Common talks Grammy nominations, teaming with Kanye West and No I.D. for his next album, and more
For some artists, reading their name on the list of Grammy nominees last week was a brand-new experience. Not Common. The Chicago rapper-actor has been a Grammy mainstay this decade, taking home trophies for 2002 (Best R&B Song with Erykah Badu) and 2007 (Best Rap Performance by a Duo or Group with Kanye West). This year, he got nods in the categories of Best Rap Performance by a Duo or Group (for guesting on Kid Cudi’s “Make Her Say”) and Best Rap Album (his own Universal Mind Control). We got Com on the phone to find out how he’s feeling about the Grammy race, plus a status update on his next album, The Believer, and a couple of film projects.
EW:If I’m counting right, you were nominated eleven times before this year. Are you still excited when you get another couple of nominations?
COMMON: Yes, I was still excited to hear about it. It caught me off-guard. I was actually eating dinner with some of my friends in Washington, D.C. I got a text saying “Congratulations,” and I was like, “Congratulations? What’s going on? Did somebody say I’m getting married? Do I have a child out there I don’t know is coming?” [Laughs] So I asked the person — this was someone from my management team — “Congratulations for what?” and she told me, “Congratulations on your Grammy nomination.” Later, she texted me back, “You got two.” So I was very excited.
Do you think you’re going to win those awards?
I mean, I hope to win. I believe I’ve got a good chance.
The other people in the Best Rap Album category are Mos Def, Q-Tip, Flo Rida, and Eminem. How do you feel about the company you have there?
It’s some really talented people nominated. For me to be able to say I’m in the company of Q-Tip and Mos Def and Eminem, just to be in competition with those guys, is really cool for me.
Are you still working on your next album, The Believer?
Yeah, I’m working on The Believer right now. I’m actually working with No I.D. and Twilite Tone and Kanye West. Man, we’re looking forward to making some powerful music.
How far along is that album now?
It’s really in the beginning stages — the first quarter. But I plan to really focus and get it done.
A lot of people are excited that you and No I.D. are working together on an album again. How are you feeling about that?
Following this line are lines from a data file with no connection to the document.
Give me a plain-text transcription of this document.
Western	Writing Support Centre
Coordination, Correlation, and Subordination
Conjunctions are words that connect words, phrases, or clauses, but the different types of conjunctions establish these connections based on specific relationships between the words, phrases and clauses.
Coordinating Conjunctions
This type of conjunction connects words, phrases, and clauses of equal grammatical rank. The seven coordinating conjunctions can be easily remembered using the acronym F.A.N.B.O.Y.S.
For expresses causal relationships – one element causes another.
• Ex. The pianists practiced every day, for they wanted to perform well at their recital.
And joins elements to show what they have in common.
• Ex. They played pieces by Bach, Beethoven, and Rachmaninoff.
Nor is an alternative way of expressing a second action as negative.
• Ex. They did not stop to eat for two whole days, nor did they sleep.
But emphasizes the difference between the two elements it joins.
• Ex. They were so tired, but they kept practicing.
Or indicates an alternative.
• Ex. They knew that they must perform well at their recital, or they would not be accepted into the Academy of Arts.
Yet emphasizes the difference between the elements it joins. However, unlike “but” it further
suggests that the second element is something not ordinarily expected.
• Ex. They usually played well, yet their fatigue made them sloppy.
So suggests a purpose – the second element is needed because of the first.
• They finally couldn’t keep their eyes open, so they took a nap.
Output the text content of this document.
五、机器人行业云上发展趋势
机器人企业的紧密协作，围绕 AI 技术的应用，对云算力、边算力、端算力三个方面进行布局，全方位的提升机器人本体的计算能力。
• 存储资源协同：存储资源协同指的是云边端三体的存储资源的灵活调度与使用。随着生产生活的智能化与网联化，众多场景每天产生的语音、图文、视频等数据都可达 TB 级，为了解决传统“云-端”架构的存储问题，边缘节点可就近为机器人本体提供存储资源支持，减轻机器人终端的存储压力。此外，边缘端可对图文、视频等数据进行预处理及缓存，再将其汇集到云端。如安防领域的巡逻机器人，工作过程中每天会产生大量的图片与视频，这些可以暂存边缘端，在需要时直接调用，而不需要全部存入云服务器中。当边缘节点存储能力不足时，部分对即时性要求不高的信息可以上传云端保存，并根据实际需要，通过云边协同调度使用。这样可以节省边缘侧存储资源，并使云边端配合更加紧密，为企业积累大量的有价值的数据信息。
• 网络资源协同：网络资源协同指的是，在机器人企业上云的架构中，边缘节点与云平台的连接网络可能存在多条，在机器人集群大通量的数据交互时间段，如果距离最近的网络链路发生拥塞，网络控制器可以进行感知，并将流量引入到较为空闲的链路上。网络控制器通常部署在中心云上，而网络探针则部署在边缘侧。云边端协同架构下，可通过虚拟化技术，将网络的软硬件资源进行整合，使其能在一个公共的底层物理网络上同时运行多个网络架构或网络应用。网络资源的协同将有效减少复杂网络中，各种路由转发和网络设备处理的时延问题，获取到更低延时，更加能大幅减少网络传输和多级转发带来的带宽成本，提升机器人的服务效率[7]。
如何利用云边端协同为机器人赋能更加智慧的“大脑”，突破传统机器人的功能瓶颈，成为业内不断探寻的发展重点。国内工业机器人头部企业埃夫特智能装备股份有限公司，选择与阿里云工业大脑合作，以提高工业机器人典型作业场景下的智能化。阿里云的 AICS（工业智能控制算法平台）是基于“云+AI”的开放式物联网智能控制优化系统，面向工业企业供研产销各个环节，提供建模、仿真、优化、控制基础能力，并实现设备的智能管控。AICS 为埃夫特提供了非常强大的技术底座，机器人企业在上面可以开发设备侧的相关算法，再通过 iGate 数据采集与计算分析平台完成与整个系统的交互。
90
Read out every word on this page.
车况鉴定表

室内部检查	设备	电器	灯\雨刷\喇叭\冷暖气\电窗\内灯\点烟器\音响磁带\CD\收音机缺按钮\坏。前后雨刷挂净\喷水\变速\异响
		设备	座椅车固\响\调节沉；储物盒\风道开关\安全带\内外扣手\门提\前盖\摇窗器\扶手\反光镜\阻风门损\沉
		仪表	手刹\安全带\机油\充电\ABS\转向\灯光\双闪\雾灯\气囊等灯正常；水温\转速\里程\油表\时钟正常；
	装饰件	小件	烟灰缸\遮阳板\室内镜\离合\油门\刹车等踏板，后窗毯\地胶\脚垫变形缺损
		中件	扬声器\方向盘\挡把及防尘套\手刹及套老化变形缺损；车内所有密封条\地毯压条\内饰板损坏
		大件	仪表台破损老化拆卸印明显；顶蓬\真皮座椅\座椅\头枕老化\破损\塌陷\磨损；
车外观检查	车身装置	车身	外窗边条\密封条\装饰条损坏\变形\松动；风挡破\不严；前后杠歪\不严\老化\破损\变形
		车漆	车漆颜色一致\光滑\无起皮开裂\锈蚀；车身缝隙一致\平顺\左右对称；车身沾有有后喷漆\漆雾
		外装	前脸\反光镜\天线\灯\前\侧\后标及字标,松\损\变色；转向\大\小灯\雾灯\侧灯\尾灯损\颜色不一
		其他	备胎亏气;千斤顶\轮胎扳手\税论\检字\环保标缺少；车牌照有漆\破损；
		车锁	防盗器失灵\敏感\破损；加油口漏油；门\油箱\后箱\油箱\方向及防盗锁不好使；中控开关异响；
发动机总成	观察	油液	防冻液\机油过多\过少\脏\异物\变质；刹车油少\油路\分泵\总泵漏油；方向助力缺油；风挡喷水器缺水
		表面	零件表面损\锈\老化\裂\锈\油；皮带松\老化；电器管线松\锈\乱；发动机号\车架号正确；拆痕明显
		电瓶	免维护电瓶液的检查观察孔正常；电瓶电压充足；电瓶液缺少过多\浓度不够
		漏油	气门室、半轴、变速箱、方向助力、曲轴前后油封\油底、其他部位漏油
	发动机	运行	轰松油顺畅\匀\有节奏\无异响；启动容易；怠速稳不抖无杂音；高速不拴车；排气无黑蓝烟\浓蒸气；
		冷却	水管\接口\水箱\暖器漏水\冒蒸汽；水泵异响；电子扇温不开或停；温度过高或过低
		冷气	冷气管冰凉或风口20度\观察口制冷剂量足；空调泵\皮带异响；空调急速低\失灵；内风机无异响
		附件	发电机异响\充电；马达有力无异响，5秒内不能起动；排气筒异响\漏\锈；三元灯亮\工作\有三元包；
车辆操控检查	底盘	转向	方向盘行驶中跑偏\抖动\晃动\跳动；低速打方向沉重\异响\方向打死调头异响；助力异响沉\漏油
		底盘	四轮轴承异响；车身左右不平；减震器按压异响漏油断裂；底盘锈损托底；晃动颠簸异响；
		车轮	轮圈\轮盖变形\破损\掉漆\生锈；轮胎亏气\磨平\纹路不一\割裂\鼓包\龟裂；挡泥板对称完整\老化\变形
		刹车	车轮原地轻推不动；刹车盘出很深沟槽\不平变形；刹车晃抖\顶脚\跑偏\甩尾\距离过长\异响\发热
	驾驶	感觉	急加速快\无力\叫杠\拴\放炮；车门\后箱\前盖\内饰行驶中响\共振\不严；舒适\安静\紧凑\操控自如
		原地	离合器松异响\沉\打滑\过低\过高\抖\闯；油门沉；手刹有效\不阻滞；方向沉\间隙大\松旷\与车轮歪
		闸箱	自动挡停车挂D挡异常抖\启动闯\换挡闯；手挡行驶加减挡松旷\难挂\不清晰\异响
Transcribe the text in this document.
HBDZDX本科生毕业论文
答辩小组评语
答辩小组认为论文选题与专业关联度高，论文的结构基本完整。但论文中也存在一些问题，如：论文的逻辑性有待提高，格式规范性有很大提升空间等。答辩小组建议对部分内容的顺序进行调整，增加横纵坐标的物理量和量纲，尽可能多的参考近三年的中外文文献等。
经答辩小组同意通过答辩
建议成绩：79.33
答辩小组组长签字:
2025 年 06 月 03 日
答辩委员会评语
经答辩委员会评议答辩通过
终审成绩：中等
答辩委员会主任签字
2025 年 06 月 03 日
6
I feel really excited, man. We did some preliminary pre-production type stuff, and it just felt so good to be working with him. It felt like, “Man, life is really, really good.” It’s full circle. You meet up with the person who’s partially responsible for beginning your career, and you’re like, “Man, this is really cool — that we meet at this place in our lives and our creative journeys and we really are enthused to work with each other.”
Have you had a chance to talk to Kanye about what you want to do with the album?
We know that we want to do some raw hip-hop. That’s exactly the direction and feel we want, so that’s the basis of it. ‘Ye and I definitely know we want to do some pure hip-hop.
What kind of timeframe are you looking at for that album?
I’m looking for an early summer release.
What acting have you been doing?
I did a film called Just Wright that’s coming out starring Queen Latifah, myself, and Paula Patton. Sanaa Hamri is the director. She actually directed one of my videos, “Come Close,” so we got to reunite. I play an NBA ball player, which is fun. Also I’m in a film called Date Night with Steve Carell and Tina Fey and Mark Wahlberg. Working with Steve Carell and Tina Fey and all those people, [director] Shawn Levy, that’s the best. You just get to laugh and have fun. Even though I was playing the bad guy, it was such a great platform to be working with those people. The improv you have, the talent you have, and the fun you have — it was definitely one of my best filming experiences.